Let me state the obvious first — localization is one of the most important strategies of global online retailers looking to connect with and gain loyalty from international consumers. But it is not just about language translation — it is about creating a native or near-native experience that recognizes local consumer buying habits, accounts for local cultural cues, adapts to regional technical requirements, and delivers on the highly personalized and always-on promise of a modern online marketplace.
So content translation is merely a small part of creating a native shopping experience. Consider the following 7 golden rules for creating a truly local e-commerce experience:
Dear John, Dear Mr. Doe, and Doe John
While it is not considered rude in the U.S. to address customers by their first name (e.g., John), this is not true in all cultures. In other cultures it is still common to address customers formally by title and family name (e.g., Mr. Doe). Name ordering and the use of titles differ too. In China, for example, family name comes before the given name (Doe John). To avoid unnecessary offense, customize all personalization in screen messages and confirmation e-mails to match your target market.
Addresses and Phone Numbers
In France, the word for street (“Rue”) is placed before the name of the street itself. In Germany, the postal code is placed before the city name. While there are a number of commonalities in the elements of addresses and phone numbers, how they are formatted differs around the world. Indeed, there are enough differences to make it important that your e-commerce checkout forms should match the local market.
Cash, Check, or Charge
In Germany, it is common for customers to pay for products and services with bank transfers. In the U.S., many consumers use credit cards for online purchasing. Understanding the online paying habits of local customers can help them avoid transaction fulfillment problems and related frustrations that can tarnish your brand.
In China, for instance, 42 percent of online shoppers have asked payment-related questions in the last year, compared to the global average of 29 percent, according to the recent research by Worldpay.
Amazon’s German website, for example, does a great job of accounting for the local payment preferences and provides the option of paying via direct debit for deliveries to Germany or Austria, which isn’t otherwise available on other Amazon pages.
Dollars, Euros, and Yen
Ensuring that your international customers see prices in their local currency and at locally competitive levels represents one of the most basic expectations of successful e-commerce localization. In addition to being mindful about currency symbols, watch out for how decimal marks are represented: where some cultures use the period (.), others use the comma (,).
Using the example of China again, Worldpay reports that “58 percent of Chinese shoppers want to see prices in the currency of the local retailer AND in Chinese yuan. Having both currencies there reassures them that their branded products are not counterfeit goods.”
Left to Right, Right to Left
Are you used to seeing a company logo in the upper left corner of your screen? That is a common placement for languages that are written in a left-to-right script. Arabic, Hebrew, and Urdu however are just three of the seven modern languages written and displayed in a right-to-left script. Not only does that mean that the language content must be displayed correctly, it also means that all product descriptions, related images, form labels, directional arrows, instructions, icons, and more should be mirrored to ensure customer comprehension.

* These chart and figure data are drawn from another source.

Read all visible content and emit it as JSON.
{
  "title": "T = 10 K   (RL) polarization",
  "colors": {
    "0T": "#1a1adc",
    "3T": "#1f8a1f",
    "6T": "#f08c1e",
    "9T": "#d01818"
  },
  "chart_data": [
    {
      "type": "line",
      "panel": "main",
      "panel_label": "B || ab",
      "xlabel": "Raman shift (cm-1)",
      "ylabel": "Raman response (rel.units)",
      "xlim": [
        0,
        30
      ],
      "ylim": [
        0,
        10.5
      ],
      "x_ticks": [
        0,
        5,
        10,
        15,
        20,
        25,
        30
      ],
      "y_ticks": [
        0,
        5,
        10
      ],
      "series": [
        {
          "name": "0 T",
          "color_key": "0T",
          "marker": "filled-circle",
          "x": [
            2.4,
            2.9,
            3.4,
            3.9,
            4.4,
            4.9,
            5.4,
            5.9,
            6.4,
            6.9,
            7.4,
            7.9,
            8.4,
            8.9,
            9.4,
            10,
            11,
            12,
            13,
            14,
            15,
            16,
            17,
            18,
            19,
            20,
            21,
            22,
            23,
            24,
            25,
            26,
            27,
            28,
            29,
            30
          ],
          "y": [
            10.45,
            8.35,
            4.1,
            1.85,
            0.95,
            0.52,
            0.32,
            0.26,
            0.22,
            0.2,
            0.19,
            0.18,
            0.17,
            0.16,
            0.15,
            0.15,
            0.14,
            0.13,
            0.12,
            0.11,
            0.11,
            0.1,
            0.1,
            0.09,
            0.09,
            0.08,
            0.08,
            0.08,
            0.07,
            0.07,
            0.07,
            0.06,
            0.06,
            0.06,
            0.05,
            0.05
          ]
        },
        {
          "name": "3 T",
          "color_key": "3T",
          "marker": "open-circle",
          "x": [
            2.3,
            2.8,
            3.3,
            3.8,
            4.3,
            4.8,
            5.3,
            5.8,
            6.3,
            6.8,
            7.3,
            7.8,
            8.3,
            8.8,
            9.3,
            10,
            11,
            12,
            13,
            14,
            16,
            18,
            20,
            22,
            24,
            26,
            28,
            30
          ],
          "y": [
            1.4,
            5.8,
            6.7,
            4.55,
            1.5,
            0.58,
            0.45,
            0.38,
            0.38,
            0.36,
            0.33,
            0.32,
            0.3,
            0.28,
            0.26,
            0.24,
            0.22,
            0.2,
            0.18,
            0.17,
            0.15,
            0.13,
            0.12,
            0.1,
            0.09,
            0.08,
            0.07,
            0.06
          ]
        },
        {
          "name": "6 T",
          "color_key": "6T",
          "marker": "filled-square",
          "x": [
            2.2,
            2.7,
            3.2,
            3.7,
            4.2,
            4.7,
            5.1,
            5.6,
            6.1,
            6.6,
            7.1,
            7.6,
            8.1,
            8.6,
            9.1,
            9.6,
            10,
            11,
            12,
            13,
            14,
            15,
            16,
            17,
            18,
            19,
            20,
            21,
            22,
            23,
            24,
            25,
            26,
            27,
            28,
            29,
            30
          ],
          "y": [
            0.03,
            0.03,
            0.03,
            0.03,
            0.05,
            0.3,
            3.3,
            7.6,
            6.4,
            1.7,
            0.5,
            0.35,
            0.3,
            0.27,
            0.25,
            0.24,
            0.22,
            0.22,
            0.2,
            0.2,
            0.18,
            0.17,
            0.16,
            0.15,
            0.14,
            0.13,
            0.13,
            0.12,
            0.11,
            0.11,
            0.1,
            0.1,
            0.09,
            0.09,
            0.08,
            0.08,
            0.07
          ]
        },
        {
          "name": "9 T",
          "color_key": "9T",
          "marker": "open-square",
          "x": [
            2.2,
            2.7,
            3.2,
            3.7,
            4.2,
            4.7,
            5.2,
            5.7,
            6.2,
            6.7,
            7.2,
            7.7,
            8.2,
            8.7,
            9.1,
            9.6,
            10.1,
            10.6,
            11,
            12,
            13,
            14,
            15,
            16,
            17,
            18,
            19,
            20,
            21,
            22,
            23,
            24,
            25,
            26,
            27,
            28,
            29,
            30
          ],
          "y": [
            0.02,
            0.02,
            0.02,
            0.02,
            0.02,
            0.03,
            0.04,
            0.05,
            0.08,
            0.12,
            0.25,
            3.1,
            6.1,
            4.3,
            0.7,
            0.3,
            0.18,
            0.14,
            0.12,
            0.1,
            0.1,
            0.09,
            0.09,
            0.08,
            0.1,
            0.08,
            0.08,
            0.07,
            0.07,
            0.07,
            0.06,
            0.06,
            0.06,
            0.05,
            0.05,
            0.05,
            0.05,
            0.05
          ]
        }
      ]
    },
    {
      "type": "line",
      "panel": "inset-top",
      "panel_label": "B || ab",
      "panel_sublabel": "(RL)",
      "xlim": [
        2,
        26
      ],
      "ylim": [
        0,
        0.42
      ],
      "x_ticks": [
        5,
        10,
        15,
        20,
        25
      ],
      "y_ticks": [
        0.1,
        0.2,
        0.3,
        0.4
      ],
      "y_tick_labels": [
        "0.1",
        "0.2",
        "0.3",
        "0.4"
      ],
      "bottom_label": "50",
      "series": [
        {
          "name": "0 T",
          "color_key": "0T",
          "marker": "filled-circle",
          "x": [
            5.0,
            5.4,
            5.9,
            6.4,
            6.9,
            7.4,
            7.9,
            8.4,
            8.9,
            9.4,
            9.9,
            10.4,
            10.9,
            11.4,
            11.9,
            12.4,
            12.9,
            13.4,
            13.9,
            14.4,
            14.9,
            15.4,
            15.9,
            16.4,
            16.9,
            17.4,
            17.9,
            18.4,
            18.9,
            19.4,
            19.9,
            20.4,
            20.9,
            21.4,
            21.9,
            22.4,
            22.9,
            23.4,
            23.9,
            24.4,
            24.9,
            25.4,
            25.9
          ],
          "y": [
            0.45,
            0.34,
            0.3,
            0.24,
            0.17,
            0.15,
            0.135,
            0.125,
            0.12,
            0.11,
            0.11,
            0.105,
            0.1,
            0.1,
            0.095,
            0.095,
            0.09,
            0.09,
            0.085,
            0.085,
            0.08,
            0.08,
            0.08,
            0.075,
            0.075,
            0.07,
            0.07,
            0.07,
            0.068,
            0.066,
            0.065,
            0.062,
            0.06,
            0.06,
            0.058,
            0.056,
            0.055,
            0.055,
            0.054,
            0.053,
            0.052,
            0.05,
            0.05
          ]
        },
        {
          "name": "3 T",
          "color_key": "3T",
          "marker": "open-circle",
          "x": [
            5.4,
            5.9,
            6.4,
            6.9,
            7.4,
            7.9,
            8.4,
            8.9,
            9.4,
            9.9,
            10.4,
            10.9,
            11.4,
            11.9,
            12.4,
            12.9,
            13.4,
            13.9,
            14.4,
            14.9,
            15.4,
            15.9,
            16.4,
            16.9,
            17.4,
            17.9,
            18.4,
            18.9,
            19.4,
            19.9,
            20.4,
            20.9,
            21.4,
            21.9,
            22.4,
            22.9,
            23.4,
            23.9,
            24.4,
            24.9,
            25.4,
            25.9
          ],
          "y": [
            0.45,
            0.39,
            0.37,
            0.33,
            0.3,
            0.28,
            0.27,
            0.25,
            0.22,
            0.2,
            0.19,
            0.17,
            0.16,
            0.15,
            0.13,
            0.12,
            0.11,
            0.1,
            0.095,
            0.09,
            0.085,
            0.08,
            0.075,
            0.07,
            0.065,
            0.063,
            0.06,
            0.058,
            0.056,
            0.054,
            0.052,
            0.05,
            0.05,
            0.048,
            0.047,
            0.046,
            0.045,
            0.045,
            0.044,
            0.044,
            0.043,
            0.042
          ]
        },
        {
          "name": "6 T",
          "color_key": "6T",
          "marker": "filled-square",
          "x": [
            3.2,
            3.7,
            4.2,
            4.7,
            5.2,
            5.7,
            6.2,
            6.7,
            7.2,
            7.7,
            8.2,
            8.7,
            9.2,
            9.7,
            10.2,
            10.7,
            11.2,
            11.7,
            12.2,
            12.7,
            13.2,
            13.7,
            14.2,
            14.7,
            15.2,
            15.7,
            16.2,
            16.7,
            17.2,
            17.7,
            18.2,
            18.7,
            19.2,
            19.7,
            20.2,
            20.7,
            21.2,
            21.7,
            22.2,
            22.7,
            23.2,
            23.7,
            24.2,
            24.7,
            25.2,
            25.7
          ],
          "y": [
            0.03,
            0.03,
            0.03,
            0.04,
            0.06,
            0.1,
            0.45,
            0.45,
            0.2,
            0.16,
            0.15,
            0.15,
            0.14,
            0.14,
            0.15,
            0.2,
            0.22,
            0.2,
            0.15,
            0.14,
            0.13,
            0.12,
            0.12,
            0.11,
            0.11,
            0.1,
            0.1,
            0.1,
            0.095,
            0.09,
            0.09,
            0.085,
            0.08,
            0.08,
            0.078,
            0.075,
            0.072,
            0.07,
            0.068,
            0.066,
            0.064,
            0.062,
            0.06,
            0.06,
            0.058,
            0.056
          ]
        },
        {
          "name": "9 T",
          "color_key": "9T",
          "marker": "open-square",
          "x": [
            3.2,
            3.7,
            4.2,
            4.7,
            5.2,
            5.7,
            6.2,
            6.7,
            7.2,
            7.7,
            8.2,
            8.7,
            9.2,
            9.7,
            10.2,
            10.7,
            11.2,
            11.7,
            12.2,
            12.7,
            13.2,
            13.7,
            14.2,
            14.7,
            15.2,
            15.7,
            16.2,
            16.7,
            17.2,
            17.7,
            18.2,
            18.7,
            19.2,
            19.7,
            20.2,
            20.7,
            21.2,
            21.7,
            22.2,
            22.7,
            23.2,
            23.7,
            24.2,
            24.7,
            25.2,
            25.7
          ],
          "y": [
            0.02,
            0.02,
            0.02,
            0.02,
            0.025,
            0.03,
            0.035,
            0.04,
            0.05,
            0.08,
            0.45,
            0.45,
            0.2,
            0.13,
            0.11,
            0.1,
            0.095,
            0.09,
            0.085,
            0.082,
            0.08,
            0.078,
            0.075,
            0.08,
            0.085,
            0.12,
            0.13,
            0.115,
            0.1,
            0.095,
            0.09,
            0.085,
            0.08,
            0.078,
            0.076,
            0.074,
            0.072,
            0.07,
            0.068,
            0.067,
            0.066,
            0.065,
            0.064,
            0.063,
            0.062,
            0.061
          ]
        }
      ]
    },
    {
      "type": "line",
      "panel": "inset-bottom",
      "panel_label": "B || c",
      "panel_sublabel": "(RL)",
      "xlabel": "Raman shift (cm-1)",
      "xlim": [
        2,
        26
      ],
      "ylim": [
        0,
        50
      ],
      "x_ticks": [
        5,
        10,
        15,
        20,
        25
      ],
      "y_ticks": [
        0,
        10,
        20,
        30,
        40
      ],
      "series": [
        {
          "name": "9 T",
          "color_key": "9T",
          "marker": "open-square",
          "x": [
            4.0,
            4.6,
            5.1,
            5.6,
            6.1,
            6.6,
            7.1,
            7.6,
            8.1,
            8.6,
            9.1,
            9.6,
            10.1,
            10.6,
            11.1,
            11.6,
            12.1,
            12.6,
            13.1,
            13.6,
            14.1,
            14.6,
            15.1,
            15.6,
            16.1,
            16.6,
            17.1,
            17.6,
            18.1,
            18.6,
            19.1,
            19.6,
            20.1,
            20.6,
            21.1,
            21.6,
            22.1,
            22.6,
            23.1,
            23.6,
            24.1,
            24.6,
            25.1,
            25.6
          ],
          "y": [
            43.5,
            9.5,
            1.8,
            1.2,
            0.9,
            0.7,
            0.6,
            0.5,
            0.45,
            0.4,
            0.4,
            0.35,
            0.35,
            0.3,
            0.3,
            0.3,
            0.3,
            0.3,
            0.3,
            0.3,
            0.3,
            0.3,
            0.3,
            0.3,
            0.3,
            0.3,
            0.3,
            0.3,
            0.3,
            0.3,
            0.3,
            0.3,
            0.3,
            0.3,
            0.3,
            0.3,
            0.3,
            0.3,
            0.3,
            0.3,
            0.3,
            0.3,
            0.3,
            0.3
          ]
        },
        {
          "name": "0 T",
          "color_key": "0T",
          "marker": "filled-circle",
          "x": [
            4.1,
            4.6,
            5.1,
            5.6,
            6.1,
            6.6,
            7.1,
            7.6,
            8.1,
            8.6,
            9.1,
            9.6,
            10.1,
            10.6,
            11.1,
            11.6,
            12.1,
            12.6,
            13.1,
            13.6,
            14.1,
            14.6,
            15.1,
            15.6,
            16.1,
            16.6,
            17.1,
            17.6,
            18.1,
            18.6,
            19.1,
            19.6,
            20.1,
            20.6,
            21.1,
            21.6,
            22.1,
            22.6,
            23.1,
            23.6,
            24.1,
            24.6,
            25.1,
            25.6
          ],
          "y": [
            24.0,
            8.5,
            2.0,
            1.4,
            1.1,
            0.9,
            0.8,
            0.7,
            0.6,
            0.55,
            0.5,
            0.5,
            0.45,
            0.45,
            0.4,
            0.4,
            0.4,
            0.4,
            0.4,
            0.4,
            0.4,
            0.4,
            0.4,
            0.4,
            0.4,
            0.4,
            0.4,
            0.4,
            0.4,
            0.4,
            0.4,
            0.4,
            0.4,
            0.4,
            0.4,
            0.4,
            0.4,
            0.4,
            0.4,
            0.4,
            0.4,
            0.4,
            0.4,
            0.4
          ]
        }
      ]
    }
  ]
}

Because some cultures include both LTR and RTL scripts (i.e., bidirectional languages), know your target market well.
Monolingual, Bilingual, and Multilingual
Switzerland has four official languages. Some other nations, including the United States, have none. But even in the U.S., where Hispanic-Americans are projected to account for 30% of the nation’s population by 2050, it makes sense to be aware of local languages. That means that setting your localized e-commerce site’s language for search indexing and displayed content should be approached with awareness of official requirements, regional norms, and cultural sensitivity. Today’s best practices recommend placing and labeling a language switcher in either the page header or footer, or as an overlay for first-time visitors.
For instance, YOOX Group, the fast-growing online fashion retailer, does an excellent job providing a truly localized shopping experience.
Even if the actual e-commerce site is not available in all the individual languages, it does specifically welcome shoppers from a wide range of countries, with the right combination of localized content, multiple currencies accepted as well as local payment systems and multilingual customer service. In addition, the retailer provides specific services for certain specific markets, such as next-day and Saturday delivery available in some countries, butler service and RFID seal of authenticity for China, or scheduled delivery in Japan.
Laws and regulations governing the information that must be provided to site shoppers as well as those governing the information that is collected from consumers differ from country to country and even by local jurisdiction. For example, some require that consumers confirm that they have read policy information before they can complete their purchase.
There is far more to website localization of e-commerce and mobile-ready sites. How to adapt for diverse browsers and mobile display, where to place navigational elements, coding for geotargeting and language are also parts of the picture. Gaining expert guidance from a localization provider in your target market may be vital to reducing your liability risks and ensuring your company’s online retail success.